Obsessively focusing on the short term is a favorite pastime on Wall Street, but it's not a great strategy for achieving market-beating returns in the long run. One of your key advantages as an investor is the ability to ignore the daily or quarterly fluctuations that drive financial headlines while instead following a company's enduring competitive assets.
That advantage gets bigger when you stretch your investing timeline into at least several years. A tech-focused growth business like Roku (ROKU 2.48%), for example, will certainly look much different in five years than it does today. Let's see what investors can expect from the streaming platform by then.
More diversity
For those not already familiar, Roku makes digital media players for video streaming and operates a video-on-demand service. The latter business is highly dependent on advertising -- a factor that drove declining sales through early 2023. However, that business is looking up lately. "We are well positioned to reaccelerate growth as the ad market recovers," management told investors in late July.
Meanwhile, the company is likely to be much less dependent on advertising in five years. Roku's executives know that a strong business doesn't rely on just one revenue source, especially when that source is largely outside of their control. That's why Roku is doing its best to maximize other revenue streams like premium subscriptions and hardware sales.

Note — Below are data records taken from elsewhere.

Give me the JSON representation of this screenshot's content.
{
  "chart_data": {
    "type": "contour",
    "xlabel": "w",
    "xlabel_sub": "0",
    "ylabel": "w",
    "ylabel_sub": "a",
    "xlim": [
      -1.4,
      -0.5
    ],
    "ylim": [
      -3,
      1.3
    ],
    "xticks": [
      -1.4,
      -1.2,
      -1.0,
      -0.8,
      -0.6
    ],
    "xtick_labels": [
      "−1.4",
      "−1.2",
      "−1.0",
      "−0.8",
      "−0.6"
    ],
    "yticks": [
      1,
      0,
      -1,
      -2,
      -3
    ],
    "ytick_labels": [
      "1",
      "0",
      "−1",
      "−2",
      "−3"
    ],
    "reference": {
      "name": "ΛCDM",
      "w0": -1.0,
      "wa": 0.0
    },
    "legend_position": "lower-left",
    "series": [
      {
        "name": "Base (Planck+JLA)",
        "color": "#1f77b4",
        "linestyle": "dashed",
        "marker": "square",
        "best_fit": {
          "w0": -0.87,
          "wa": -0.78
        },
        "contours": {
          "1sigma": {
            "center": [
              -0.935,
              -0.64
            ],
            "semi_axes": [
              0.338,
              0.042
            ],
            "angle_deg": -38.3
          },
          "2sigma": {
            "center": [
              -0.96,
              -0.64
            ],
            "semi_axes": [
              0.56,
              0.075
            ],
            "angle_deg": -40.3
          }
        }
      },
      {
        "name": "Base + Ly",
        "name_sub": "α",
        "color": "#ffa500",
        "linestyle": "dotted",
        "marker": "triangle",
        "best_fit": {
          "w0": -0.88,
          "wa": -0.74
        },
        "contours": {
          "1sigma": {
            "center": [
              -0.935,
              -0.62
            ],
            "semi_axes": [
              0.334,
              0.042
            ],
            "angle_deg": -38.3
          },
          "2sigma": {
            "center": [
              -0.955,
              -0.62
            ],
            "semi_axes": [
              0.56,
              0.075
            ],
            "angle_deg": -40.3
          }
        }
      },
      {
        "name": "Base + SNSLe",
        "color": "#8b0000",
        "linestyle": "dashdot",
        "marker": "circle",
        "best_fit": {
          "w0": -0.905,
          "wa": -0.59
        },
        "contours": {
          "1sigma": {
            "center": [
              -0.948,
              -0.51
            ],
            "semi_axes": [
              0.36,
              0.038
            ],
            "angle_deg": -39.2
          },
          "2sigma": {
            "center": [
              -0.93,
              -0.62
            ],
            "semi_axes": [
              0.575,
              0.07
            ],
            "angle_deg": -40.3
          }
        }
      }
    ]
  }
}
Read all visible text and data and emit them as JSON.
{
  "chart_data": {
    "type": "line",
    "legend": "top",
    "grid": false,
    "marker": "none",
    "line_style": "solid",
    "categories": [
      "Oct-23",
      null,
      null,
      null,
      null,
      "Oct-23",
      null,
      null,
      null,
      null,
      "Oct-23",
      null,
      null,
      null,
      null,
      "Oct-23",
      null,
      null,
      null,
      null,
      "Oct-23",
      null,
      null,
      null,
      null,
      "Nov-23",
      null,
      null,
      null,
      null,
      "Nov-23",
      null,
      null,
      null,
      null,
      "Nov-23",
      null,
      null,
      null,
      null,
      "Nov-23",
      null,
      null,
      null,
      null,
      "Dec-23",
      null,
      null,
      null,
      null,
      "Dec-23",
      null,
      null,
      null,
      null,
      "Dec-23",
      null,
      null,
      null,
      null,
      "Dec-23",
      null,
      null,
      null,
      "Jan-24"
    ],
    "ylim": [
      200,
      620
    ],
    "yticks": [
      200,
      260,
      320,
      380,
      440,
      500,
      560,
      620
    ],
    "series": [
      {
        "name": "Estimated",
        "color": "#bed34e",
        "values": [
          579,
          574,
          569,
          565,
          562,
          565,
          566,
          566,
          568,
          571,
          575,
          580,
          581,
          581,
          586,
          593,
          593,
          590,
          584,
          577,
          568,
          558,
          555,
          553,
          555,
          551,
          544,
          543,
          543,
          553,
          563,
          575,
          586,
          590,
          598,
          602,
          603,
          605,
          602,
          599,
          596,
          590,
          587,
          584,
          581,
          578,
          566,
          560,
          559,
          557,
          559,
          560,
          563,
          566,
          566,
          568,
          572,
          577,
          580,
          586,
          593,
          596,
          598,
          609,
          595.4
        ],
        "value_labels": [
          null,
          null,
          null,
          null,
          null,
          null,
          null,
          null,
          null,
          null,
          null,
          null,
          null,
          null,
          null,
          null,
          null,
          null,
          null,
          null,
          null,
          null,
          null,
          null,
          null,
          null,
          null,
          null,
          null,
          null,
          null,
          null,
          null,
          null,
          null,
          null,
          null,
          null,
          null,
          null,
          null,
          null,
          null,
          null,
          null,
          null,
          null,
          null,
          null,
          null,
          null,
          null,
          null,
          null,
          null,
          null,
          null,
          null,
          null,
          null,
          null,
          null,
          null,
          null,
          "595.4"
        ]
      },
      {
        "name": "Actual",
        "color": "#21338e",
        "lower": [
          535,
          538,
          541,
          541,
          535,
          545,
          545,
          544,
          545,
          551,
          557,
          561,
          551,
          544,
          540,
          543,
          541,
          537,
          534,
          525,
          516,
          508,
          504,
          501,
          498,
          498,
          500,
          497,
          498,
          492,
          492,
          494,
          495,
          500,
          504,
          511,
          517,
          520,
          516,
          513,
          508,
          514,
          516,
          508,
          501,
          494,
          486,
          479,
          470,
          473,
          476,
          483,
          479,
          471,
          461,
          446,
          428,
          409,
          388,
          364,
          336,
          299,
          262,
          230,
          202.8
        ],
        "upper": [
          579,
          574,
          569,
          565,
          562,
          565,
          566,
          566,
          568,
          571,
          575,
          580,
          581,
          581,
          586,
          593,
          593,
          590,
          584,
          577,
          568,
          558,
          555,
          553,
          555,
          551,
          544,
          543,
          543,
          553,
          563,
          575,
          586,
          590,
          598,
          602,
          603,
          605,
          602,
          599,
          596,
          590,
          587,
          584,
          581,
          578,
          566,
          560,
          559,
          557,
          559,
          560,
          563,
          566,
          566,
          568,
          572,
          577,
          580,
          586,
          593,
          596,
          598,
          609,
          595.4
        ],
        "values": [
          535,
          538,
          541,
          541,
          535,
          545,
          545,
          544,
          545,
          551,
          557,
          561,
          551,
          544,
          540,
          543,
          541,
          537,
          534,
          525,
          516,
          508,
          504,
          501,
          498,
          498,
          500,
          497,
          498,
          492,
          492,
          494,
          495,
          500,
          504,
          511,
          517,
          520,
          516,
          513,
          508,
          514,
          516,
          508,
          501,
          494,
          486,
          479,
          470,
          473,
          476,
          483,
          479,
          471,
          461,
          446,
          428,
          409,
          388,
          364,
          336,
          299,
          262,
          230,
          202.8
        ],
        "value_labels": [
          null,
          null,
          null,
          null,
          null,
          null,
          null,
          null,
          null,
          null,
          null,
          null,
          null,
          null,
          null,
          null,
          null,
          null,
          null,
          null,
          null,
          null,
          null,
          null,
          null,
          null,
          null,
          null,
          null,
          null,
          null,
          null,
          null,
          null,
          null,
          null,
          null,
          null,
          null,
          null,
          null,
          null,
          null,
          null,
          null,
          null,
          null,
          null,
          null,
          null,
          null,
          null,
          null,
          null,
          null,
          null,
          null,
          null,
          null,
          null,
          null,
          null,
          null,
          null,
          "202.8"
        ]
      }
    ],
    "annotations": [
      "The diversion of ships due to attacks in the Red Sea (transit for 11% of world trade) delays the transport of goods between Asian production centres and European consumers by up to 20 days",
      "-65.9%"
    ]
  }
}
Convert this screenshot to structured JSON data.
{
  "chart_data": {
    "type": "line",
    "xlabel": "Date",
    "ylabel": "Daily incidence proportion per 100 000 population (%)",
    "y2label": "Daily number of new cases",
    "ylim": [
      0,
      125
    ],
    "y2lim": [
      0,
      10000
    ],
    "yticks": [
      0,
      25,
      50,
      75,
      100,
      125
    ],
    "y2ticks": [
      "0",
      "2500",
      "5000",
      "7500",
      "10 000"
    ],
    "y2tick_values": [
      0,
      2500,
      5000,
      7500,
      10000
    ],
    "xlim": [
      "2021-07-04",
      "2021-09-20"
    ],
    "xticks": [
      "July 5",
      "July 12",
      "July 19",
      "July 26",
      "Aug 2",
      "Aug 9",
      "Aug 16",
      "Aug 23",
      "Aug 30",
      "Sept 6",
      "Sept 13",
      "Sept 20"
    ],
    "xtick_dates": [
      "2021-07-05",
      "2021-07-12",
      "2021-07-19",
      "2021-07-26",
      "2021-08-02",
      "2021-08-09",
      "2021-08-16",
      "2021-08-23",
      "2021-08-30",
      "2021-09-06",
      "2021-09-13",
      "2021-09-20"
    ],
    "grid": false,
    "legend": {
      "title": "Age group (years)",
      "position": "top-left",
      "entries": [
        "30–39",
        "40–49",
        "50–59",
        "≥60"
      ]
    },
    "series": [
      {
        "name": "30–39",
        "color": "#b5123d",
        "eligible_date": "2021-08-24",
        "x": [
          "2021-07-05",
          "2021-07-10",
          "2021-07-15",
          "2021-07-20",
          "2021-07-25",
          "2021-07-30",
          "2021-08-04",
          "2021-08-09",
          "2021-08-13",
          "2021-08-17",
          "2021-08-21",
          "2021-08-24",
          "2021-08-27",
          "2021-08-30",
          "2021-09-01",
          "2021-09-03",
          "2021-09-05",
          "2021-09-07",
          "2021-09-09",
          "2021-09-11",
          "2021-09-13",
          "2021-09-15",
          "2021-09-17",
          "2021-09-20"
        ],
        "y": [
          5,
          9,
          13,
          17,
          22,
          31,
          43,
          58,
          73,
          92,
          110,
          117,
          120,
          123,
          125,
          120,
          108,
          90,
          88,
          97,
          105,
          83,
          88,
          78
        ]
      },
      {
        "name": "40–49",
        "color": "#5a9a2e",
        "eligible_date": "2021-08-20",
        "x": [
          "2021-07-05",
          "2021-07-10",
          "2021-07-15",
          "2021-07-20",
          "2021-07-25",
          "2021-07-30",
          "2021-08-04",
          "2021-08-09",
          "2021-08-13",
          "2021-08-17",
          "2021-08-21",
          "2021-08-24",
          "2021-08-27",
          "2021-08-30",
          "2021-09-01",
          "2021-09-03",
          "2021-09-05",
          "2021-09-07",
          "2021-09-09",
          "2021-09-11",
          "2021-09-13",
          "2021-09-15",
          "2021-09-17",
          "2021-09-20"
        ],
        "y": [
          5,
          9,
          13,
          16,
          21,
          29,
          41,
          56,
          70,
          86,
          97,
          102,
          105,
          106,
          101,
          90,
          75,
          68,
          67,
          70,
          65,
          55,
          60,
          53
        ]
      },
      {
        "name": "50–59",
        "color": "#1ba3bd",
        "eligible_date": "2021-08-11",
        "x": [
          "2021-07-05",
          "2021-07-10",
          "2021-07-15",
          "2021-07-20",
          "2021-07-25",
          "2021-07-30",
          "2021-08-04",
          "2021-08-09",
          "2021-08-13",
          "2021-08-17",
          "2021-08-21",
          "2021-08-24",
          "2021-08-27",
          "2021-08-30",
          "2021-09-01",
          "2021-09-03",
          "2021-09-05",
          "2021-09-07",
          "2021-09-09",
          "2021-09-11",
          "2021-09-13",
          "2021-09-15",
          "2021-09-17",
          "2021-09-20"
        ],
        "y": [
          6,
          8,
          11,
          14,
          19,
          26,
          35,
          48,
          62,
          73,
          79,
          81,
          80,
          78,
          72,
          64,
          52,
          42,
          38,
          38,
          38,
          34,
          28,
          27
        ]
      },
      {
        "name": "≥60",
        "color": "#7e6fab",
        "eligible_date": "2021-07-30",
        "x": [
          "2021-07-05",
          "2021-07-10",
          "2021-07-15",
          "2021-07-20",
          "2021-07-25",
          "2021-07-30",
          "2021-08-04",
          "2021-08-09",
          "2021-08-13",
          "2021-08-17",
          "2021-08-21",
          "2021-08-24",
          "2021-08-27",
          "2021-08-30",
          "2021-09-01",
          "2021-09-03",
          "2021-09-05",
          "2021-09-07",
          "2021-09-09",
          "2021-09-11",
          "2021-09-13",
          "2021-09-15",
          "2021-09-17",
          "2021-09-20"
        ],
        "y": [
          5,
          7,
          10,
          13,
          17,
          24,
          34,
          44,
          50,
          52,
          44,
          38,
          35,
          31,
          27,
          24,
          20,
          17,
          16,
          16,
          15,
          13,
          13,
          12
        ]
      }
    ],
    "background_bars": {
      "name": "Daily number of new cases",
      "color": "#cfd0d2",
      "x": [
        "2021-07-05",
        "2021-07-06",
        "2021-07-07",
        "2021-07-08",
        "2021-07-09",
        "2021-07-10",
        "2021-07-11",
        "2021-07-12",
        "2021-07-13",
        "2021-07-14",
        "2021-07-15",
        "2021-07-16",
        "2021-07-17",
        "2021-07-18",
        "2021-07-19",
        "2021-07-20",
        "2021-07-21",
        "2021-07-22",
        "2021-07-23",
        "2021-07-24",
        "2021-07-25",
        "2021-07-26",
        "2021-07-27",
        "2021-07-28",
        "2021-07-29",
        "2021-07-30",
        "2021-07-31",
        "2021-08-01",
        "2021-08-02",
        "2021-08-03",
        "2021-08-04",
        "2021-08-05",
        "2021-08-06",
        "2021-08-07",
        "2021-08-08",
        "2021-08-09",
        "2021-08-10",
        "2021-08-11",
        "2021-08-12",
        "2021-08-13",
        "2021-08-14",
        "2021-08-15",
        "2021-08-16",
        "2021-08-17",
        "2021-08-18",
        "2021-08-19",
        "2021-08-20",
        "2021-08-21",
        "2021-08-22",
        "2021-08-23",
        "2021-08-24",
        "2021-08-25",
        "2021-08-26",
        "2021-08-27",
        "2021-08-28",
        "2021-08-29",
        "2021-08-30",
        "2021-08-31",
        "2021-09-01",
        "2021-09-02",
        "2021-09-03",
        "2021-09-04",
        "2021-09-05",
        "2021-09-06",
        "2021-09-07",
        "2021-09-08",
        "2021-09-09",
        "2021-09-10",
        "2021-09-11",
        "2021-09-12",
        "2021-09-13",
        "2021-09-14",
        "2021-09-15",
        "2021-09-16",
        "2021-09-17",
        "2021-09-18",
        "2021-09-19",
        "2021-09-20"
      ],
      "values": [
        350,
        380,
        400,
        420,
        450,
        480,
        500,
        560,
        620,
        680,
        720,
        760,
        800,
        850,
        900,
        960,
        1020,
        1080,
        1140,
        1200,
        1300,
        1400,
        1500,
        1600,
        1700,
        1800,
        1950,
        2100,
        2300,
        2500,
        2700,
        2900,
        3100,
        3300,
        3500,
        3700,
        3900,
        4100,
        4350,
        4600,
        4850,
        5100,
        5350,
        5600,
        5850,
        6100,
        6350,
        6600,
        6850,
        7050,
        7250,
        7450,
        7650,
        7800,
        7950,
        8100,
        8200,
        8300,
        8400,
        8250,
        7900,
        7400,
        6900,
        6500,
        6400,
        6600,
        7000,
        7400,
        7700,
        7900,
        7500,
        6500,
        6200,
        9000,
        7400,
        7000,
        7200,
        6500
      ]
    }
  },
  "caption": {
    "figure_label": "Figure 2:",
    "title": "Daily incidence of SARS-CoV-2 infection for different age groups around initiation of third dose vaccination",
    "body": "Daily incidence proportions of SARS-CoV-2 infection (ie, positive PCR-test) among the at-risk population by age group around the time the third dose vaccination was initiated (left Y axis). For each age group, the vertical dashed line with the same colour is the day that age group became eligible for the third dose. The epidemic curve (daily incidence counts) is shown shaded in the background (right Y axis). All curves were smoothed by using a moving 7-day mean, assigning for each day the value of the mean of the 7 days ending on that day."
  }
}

Look for the company to continue aggressively targeting these complementary services into the late 2020s.
Higher return on investment
One of the most exciting aspects of Roku's business model is the potential for the platform to significantly boost its value over time. The clearest example today is with respect to advertisers, which are being offered innovative ways to connect with consumers that aren't possible through traditional pay-TV models. Investors can expect to see more partnerships like the recent one with Shopify that allows for purchases directly from a streaming advertisement.
Roku also needs to boost the value of its service for its two other main stakeholder groups: users and content distributors. Engagement is the metric that supports both goals, and the good news is that these trends are pointed in the right direction. Roku gained 1.9 million new accounts in the most recent quarter, pushing its total to 74 million. Streaming hours were up more than 20% year over year to 25 billion.
The missing piece is profit
Roku hasn't yet demonstrated a clear path toward sustainable profits. Average revenue per user was down 7% in the most recent quarter as it struggled to monetize its growing base of TV watchers. Its net loss has expanded to $300 million over the past six months from $140 million a year earlier. Operating losses have followed the same negative trajectory.
The path that Roku's stock takes over the next few years might depend most directly on the company's ability to improve this core earnings metric. That's partly why investors pushed shares higher this year after learning of the company's aggressive cost-cutting that will include layoffs, a review of content spending, and lower real estate spending.
Streaming leader Netflix enjoys an operating profit margin of roughly 20% of sales, while Roku's comparable metric is in deeply negative territory today. It lacks Netflix's scale and its direct connection with paying users. Nearly 240 million people subscribe to Netflix, while Roku counts 75 million users, most of whom do not pay for access to its content.
Roku has several promising paths toward boosting its profit margin over the next few years, but investors will need to see concrete progress on this score for the stock to extend its 2023 wins into market-thumping returns over the long term.